13.12.1997–01.02.1998

The exhibition of the Californian artist Allen Ruppersberg (b. 1944 in Cleveland, Ohio) is determined by four elements that, despite their formal difference, are connected in regard to content and thus form a unity.

First, there is the exhibition poster with the reproduction of the famous painting "Et in Arcadia ego" by Nicolas Poussin (1594-1665), a classical-heroic landscape painting that can be read as an allegory of transience.

The room in Portikus is characterised by a striking chequer-board patterned floor-covering forming the austere foil for black and white letters that combine to words. Date, salutation and signature define the text as a letter in which nine names of famous creative personalities and their biographical data are listed. They comprise artists (de Kooning, Lichtenstein, Huebler, Byars, Kippenberger), writers (Burroughs, Ginsberg), an architect (Rossi), and a movie actor (Mitchum), who all died in 1997.

A second reference is made to each of these persons in the exhibition. Details of their obituaries published in newspapers appear enlarged on a total of five sheets that, like the letter, have a special form. The letters are pencil-drawn and the texts arranged on the sides of the sheets, so that the drawings, hung above each other, create in their midst a blank space in the form of a white column.
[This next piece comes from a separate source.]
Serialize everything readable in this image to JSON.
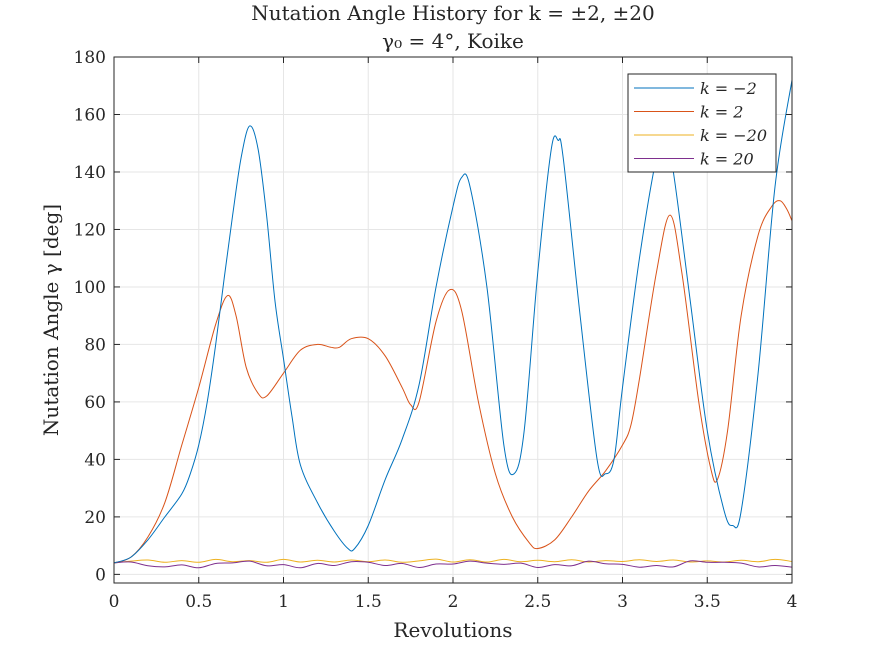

The sense of unity between floor-covering and drawings is not only rendered by the last sentence of the letter: "What now? I think I'll start a new series of drawings", but also by the corresponding utilisation of black and white, as well as positive and negative forms. Column and floor, the vertical and horizontal, symbolise, as does the reduction in colour, the antipodes of life and death.

However, Ruppersberg does not conjure up morbidity. Through the great deal of time needed to draw, he introduces the aspect of time, a measurable dimension that stands for finiteness and therefore for life. Ruppersberg's act of drawing is also a tribute to the named persons; in being chosen subjectively, however, they refer back to the artist himself. During the time invested in drawing, he could appropriate their spirit, as it were, so that they live on beyond death in his art.

The last element is the series of "Poster Objects" from 1988, but here placed in a new context. The 26 "Poster Objects" are printed in conspicuous colours on surfaces made of natural materials such as glass and steel. Their messages "What should I do?", "Why do we fail?" or "Where should I go?" directly address the viewer. The fundamental significance of these questions refer to life, as does the naturalness of their materiality. By both standing on the floor and leaning on the wall they link the horizontal and the vertical.

With the theme of this exhibition, Ruppersberg takes up his earlier works both in regard to form and content. Time and again, the artist - working since the late 60s - falls back on the topics of time, life, and death. His preferred media include words and texts.